Composed of two main elements, the first being a 500-meter diameter spherical city, and the second being a spiral structure that will connect the city with a base station located on the ocean floor, Ocean Spiral is an incredibly ambitious project that I believe would go some way toward battling the deleterious effects of climate change, not to mention offer a new way of life for those of a more adventurous nature.
Included as part of the spherical city would be a tower accommodating homes and workspaces for up to 5,000 people, while the spiral structure connecting the city to the base would generate renewable energy using ocean thermal energy conversion (OTEC). The process of OTEC works by taking advantage of the temperature between the cooler deep seawater and warmer shallow seawater to power a generator that produces electricity.
In order to be self-sufficient, drinking water would be produced by reverse osmosis membrane desalination, in which high pressures found at the bottom of the ocean would be utilized to purify seawater. Further, food would be produced by creating large underwater farms, where fish and aquatic plants could be cultivated. In addition to providing its own food and water, Ocean Spiral would use its base station to excavate and cultivate untapped natural resources from the seabed. Finally, Shimizu Corporation believes that in the future it might be possible to convert carbon dioxide into methane using micro-organisms that live on the seabed, thus providing an additional energy source for the city.
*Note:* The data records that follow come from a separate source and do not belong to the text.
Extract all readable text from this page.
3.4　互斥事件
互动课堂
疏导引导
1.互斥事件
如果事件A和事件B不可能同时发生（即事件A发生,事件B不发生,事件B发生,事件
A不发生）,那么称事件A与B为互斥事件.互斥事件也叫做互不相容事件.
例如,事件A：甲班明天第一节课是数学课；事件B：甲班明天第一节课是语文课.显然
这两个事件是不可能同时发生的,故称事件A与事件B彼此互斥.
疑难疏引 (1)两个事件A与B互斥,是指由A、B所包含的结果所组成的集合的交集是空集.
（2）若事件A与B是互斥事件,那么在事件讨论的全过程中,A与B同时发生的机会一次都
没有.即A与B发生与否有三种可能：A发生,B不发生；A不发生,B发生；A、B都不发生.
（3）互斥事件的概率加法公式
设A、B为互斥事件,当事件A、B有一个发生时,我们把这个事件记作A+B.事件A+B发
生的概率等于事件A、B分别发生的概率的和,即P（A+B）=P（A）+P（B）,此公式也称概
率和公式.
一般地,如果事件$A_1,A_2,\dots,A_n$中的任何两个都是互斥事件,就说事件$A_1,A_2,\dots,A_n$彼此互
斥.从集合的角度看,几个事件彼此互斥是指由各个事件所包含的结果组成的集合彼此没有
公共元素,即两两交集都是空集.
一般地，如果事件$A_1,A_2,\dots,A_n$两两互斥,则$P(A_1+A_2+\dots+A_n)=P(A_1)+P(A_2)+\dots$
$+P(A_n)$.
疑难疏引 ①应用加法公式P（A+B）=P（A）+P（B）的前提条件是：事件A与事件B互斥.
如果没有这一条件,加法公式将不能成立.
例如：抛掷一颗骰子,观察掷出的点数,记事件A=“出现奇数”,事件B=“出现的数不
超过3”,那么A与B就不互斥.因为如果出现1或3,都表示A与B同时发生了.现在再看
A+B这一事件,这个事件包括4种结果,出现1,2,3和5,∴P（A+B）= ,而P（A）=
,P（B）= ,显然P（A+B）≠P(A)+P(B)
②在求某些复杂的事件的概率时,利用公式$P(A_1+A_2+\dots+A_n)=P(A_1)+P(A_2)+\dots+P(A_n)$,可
An idea developed during the last three years through a partnership by Shimizu Corporation, Tokyo University, and the Japan Agency for Marine-Earth Science and Technology, Ocean Spiral is predicted to take five years to build and cost around $28 billion. Although Shimizu Corporation claims Ocean Spiral could be built by 2030, there remain numerous hurdles for the company to climb, not the least of which include environmental, political, financial, and logistical challenges. Nonetheless, I am genuinely fascinated by this idea and always welcome new ways of tackling both climate change and offering a new way of life for people on Earth. Indeed, the challenges we face in the coming years require us to think outside the box and come up with newer, more creative, more innovative solutions.